Originally posted January 12, 2011.

While adding articles to the archive this morning, I came across something interesting in the Palm Beach Post. The featured photo in that particular issue is one of Park Avenue in Lake Park, looking over the railroad tracks from Dixie Highway. Here’s what that same area looked like in 1921:

According to the newspaper article, a sign reads “Kelsey City,” which is what Lake Park was called before it was renamed in 1939. The contrast is, of course, staggering:

“Back then” is a common phrase, but in actuality, this was only yesterday. In the broad spectrum, this area is quite young, and–let’s face it–the 1920s wasn’t that long ago.

The land boom hit in the twenties. Harry Seymour Kelsey came to Palm Beach to recover from an illness; the visit sparked his interest in South Florida land development. In 1919, he started buying land, purchasing 44,000 acres. He owned the areas that would one day become Palm Beach Gardens, Lake Park and our very own North Palm Beach.

Mr. Kelsey had a vision for his city; the vision didn’t include tourism. Planning began for recreation areas, homes and industrial zones. Kelsey City would be for workers; it was not meant to attract tourists, but rather those who wished to remain there with their families.

In an article entitled “Florida’s Boom, Bust Made Harry Kelsey a Survivor,” an older resident talks about all the things that Kelsey City had to offer. There were banks, theaters, parks, auto showrooms, an ice-cream plant, and a particularly successful lumberyard.

The land boom continued, but all things must end. Some things were planned, but never came to fruition.

A community was to be built near Hobe Sound, entitled Picture City. One could say that the planners had their sights set too high–the community was to include a “motion picture studio” that would have cost one million to construct.

Did it happen? Well, according to an article I found in the archives, a water tank came of it, and you won’t know where it was supposed to be unless you manage to locate a few old lampposts on the west side of SR A1A. The article itself is dated 1984, so who knows–those lampposts might not even be there anymore.

Kelsey had plans for a waterway after purchasing the Florida East Coast Canal, but his plans fell apart during the bust. Not only that, Kelsey fell into financial problems and ended up in deep trouble because of tax issues. However, he still managed to stay afloat.

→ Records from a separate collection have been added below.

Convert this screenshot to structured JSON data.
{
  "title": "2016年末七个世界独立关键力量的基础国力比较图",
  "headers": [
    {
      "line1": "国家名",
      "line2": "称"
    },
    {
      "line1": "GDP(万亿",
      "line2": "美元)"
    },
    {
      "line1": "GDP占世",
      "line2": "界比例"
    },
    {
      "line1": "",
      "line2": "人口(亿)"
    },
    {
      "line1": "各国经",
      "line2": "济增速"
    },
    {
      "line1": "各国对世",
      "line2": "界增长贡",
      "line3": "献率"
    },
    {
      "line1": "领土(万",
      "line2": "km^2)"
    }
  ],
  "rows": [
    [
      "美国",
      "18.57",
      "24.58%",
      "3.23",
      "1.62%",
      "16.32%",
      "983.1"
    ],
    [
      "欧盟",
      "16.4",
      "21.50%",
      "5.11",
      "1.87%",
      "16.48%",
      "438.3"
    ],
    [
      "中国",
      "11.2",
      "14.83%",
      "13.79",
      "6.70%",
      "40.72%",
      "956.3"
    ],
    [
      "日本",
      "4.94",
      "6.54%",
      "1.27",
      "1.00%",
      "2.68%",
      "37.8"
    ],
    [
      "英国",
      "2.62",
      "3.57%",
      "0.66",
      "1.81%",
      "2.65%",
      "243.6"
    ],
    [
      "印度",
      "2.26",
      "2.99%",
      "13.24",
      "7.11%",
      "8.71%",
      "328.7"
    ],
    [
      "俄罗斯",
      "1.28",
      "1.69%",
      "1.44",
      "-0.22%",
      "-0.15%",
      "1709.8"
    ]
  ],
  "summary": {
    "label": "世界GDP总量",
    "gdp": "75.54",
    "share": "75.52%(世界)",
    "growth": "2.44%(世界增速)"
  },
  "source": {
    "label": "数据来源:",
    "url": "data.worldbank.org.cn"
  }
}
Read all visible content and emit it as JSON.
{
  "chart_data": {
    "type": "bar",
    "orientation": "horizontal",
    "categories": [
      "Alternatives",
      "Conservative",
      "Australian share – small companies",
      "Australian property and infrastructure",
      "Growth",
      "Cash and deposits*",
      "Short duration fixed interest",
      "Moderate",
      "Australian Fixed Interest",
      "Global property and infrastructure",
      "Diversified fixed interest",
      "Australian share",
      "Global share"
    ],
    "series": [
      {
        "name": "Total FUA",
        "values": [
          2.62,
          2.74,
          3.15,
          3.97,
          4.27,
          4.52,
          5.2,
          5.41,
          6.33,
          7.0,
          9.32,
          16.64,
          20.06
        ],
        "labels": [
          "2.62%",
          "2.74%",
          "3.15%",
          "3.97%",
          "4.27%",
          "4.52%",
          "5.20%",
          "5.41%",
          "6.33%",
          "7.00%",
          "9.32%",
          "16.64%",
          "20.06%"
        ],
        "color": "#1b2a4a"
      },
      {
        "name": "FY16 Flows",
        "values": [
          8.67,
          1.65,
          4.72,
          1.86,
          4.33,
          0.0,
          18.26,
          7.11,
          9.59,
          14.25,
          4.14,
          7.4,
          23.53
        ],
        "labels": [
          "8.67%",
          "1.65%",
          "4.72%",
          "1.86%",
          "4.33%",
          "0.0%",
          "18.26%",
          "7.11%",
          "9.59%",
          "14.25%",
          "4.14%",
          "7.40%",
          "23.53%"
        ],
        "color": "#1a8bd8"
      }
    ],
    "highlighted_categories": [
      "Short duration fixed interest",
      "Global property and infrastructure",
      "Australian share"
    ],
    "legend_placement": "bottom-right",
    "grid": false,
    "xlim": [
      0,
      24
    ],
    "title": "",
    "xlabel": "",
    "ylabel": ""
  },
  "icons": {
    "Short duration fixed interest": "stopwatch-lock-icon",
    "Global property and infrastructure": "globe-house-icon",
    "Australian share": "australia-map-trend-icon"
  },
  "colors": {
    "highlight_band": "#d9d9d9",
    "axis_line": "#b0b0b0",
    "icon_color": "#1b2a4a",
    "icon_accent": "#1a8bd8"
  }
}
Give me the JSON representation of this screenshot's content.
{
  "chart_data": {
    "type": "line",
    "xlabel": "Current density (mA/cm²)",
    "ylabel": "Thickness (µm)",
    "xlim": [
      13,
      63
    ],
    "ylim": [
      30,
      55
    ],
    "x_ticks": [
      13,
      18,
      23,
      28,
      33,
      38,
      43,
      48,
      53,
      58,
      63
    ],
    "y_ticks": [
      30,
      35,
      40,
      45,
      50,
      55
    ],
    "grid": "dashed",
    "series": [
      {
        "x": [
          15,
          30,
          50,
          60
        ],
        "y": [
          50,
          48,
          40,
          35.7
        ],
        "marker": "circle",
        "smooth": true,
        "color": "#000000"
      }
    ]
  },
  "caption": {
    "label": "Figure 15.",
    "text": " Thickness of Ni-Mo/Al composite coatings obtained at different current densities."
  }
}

Then came the 1928 hurricane, and the damages to Kelsey City were exorbitant. The town’s most prosperous times were over. Kelsey had to sell most of his original holdings. The man who bought them was Sir Harry Oakes, who at one time lived with his family at the old country club in North Palm Beach, once a part of Kelsey’s estate.

It’s amazing how things change so quickly. Next time you’re driving down Northlake Blvd., remember how young the street is, that there was a time when it wasn’t there at all.

I know that next time I’m on my way to school in West Palm Beach, and I cross the railroad tracks and head onto Dixie Highway, I’ll be thinking about the dirt road I saw in that photograph, and how it was only “yesterday” that Lake Park was Kelsey City, and everything was an entirely different world.